With a deep pan like that, keep the lid off, and use a trivet or rack to keep the meat off the floor and you’ll be fine. In fact, you’ll probably like the results better than a flat sheet. It is only a marginal difference (the juices from the meat are vaporized on the floor of the pan, and walls concentrate it toward the meat as it evacuates), but it is desirable.
 
thanks for the info...while waiting for an answer, I ended up going to BB&B and picking up a roasting pan (Calphalon Contemporary stainless steel)....i figured it'd get plenty of use anyway, so i might as well take the plunge
 
A calphalon roasting pan is all well and good and has its place. If you are roasting vegetables, as you stated in your original post, and NOT meat then you are still better off with what is called a jelly roll pan. Otherwise, as someone already mentioned, your vegetables will have a tendency to steam. When they roast they get a bit crisp on the outside.

You WILL love your roasting pan. I have a Calphalon roasting pan. I don't use it much but when I need it I have it.
 
Are you going to add liquid to it? What are you roasting? In the oven, the pan, the oven, racks, etc, will all come to the oven’s temperature. If roasting at 400, then everything in the oven will come to 400 as the meat roasts. Heat from the bottom heats the pan, and circulating air heats the meat all around. With taller sides, as long as the lid is NOT on, it’s not that big a deal. You will get some focused steam evacuation, but that is good for your meat and will keep it moist without making it soggy (if you roast in the open without a lid).

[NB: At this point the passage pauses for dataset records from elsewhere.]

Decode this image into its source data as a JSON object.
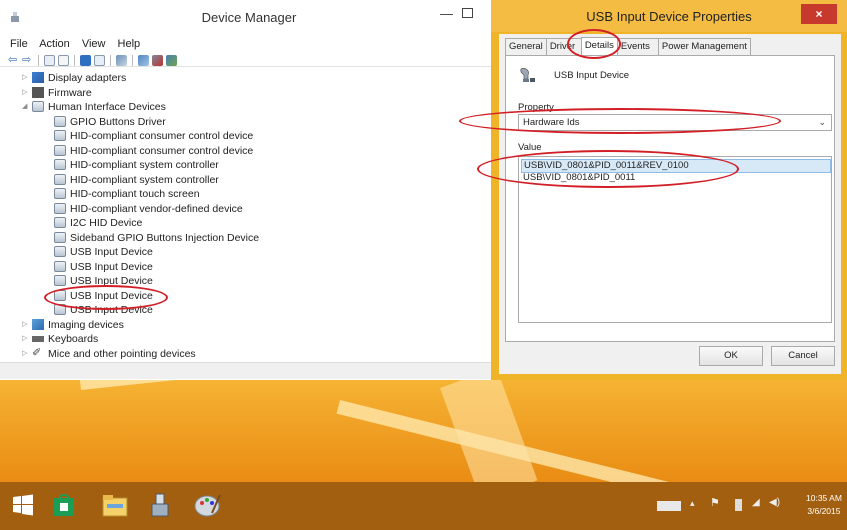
{
  "device_manager": {
    "title": "Device Manager",
    "menu": [
      "File",
      "Action",
      "View",
      "Help"
    ],
    "tree": [
      {
        "level": 1,
        "expander": "closed",
        "icon": "display-adapter-icon",
        "label": "Display adapters"
      },
      {
        "level": 1,
        "expander": "closed",
        "icon": "firmware-icon",
        "label": "Firmware"
      },
      {
        "level": 1,
        "expander": "open",
        "icon": "hid-category-icon",
        "label": "Human Interface Devices"
      },
      {
        "level": 2,
        "icon": "hid-device-icon",
        "label": "GPIO Buttons Driver"
      },
      {
        "level": 2,
        "icon": "hid-device-icon",
        "label": "HID-compliant consumer control device"
      },
      {
        "level": 2,
        "icon": "hid-device-icon",
        "label": "HID-compliant consumer control device"
      },
      {
        "level": 2,
        "icon": "hid-device-icon",
        "label": "HID-compliant system controller"
      },
      {
        "level": 2,
        "icon": "hid-device-icon",
        "label": "HID-compliant system controller"
      },
      {
        "level": 2,
        "icon": "hid-device-icon",
        "label": "HID-compliant touch screen"
      },
      {
        "level": 2,
        "icon": "hid-device-icon",
        "label": "HID-compliant vendor-defined device"
      },
      {
        "level": 2,
        "icon": "hid-device-icon",
        "label": "I2C HID Device"
      },
      {
        "level": 2,
        "icon": "hid-device-icon",
        "label": "Sideband GPIO Buttons Injection Device"
      },
      {
        "level": 2,
        "icon": "hid-device-icon",
        "label": "USB Input Device"
      },
      {
        "level": 2,
        "icon": "hid-device-icon",
        "label": "USB Input Device"
      },
      {
        "level": 2,
        "icon": "hid-device-icon",
        "label": "USB Input Device"
      },
      {
        "level": 2,
        "icon": "hid-device-icon",
        "label": "USB Input Device",
        "highlighted": true
      },
      {
        "level": 2,
        "icon": "hid-device-icon",
        "label": "USB Input Device"
      },
      {
        "level": 1,
        "expander": "closed",
        "icon": "imaging-devices-icon",
        "label": "Imaging devices"
      },
      {
        "level": 1,
        "expander": "closed",
        "icon": "keyboard-icon",
        "label": "Keyboards"
      },
      {
        "level": 1,
        "expander": "closed",
        "icon": "mouse-icon",
        "label": "Mice and other pointing devices"
      }
    ]
  },
  "properties_dialog": {
    "title": "USB Input Device Properties",
    "close_label": "×",
    "tabs": [
      {
        "label": "General",
        "active": false
      },
      {
        "label": "Driver",
        "active": false
      },
      {
        "label": "Details",
        "active": true
      },
      {
        "label": "Events",
        "active": false
      },
      {
        "label": "Power Management",
        "active": false
      }
    ],
    "device_name": "USB Input Device",
    "property_label": "Property",
    "property_value": "Hardware Ids",
    "value_label": "Value",
    "values": [
      {
        "text": "USB\\VID_0801&PID_0011&REV_0100",
        "selected": true
      },
      {
        "text": "USB\\VID_0801&PID_0011",
        "selected": false
      }
    ],
    "ok_label": "OK",
    "cancel_label": "Cancel"
  },
  "taskbar": {
    "apps": [
      "start-button",
      "store-icon",
      "file-explorer-icon",
      "device-manager-taskbar-icon",
      "paint-icon"
    ],
    "clock_time": "10:35 AM",
    "clock_date": "3/6/2015"
  },
  "colors": {
    "annotation_red": "#d21f26",
    "dialog_frame": "#f0b429",
    "taskbar": "#a25f10",
    "selection": "#d7e8f7"
  }
}
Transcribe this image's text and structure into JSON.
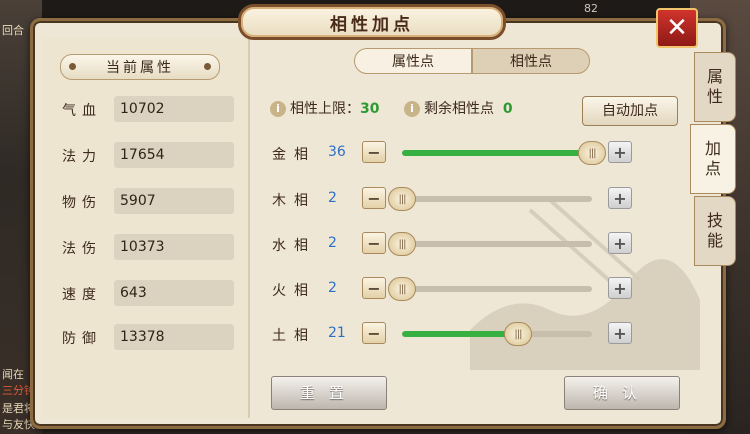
{
  "title": "相性加点",
  "close_label": "✕",
  "left_section_title": "当前属性",
  "attributes": [
    {
      "label": "气血",
      "value": "10702"
    },
    {
      "label": "法力",
      "value": "17654"
    },
    {
      "label": "物伤",
      "value": "5907"
    },
    {
      "label": "法伤",
      "value": "10373"
    },
    {
      "label": "速度",
      "value": "643"
    },
    {
      "label": "防御",
      "value": "13378"
    }
  ],
  "tabs": [
    "属性点",
    "相性点"
  ],
  "side_tabs": [
    {
      "line1": "属",
      "line2": "性"
    },
    {
      "line1": "加",
      "line2": "点"
    },
    {
      "line1": "技",
      "line2": "能"
    }
  ],
  "info": {
    "limit_label": "相性上限：",
    "limit_value": "30",
    "remain_label": "剩余相性点",
    "remain_value": "0",
    "info_icon": "i"
  },
  "auto_button": "自动加点",
  "affinities": [
    {
      "label": "金相",
      "value": "36",
      "fraction": 1.0
    },
    {
      "label": "木相",
      "value": "2",
      "fraction": 0.0
    },
    {
      "label": "水相",
      "value": "2",
      "fraction": 0.0
    },
    {
      "label": "火相",
      "value": "2",
      "fraction": 0.0
    },
    {
      "label": "土相",
      "value": "21",
      "fraction": 0.61
    }
  ],
  "knob_glyph": "|||",
  "minus_glyph": "−",
  "plus_glyph": "+",
  "reset_button": "重置",
  "confirm_button": "确认",
  "background_texts": {
    "round": "回合",
    "top_number": "82",
    "chat1": "闻在",
    "chat2": "三分钟",
    "chat3": "是君将",
    "chat4": "与友快"
  }
}
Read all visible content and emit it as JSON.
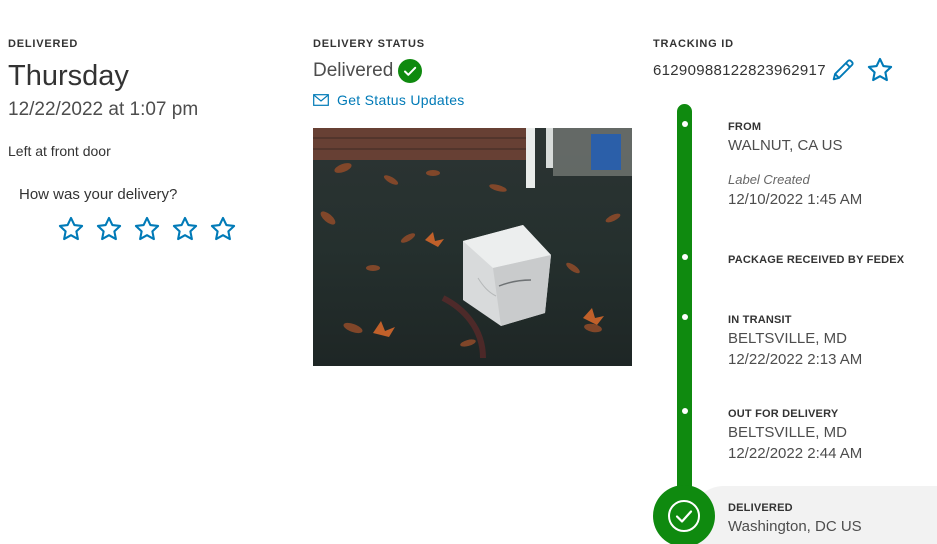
{
  "delivered_col": {
    "label": "DELIVERED",
    "day": "Thursday",
    "datetime": "12/22/2022 at 1:07 pm",
    "left_at": "Left at front door",
    "rating_question": "How was your delivery?",
    "stars": 5
  },
  "status_col": {
    "label": "DELIVERY STATUS",
    "status": "Delivered",
    "updates_link": "Get Status Updates"
  },
  "tracking_col": {
    "label": "TRACKING ID",
    "id": "612909881228239629​17"
  },
  "timeline": [
    {
      "title": "FROM",
      "line1": "WALNUT, CA US",
      "note": "Label Created",
      "line2": "12/10/2022 1:45 AM"
    },
    {
      "title": "PACKAGE RECEIVED BY FEDEX"
    },
    {
      "title": "IN TRANSIT",
      "line1": "BELTSVILLE, MD",
      "line2": "12/22/2022 2:13 AM"
    },
    {
      "title": "OUT FOR DELIVERY",
      "line1": "BELTSVILLE, MD",
      "line2": "12/22/2022 2:44 AM"
    },
    {
      "title": "DELIVERED",
      "line1": "Washington, DC US"
    }
  ],
  "colors": {
    "accent_blue": "#007ab7",
    "timeline_green": "#0f8a0f",
    "text": "#333333"
  },
  "icons": [
    "star-icon",
    "check-circle-icon",
    "mail-icon",
    "pencil-icon"
  ]
}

If the meat is large enough to touch the sides, you must consider the extra heat there as it will be something of a browning source.

With a deep pan like that, keep the lid off, and use a trivet or rack to keep the meat off the floor and you’ll be fine. In fact, you’ll probably like the results better than a flat sheet. It is only a marginal difference (the juices from the meat are vaporized on the floor of the pan, and walls concentrate it toward the meat as it evacuates), but it is desirable.

I think they were referring to vegetables and tomatoes only - no meat involved. So, Quicker Thinker Upper - keep keltin's information handy when it's time to make a roast or even a Thanksgiving turkey!!!
 
I think they were referring to vegetables and tomatoes only - no meat involved. So, Quicker Thinker Upper - keep keltin's information handy when it's time to make a roast or even a Thanksgiving turkey!!!

I really need to work on my attention span!:wacko::ohmy::LOL:

Somehow I missed the veggie part. In that case, no, don't use a DO!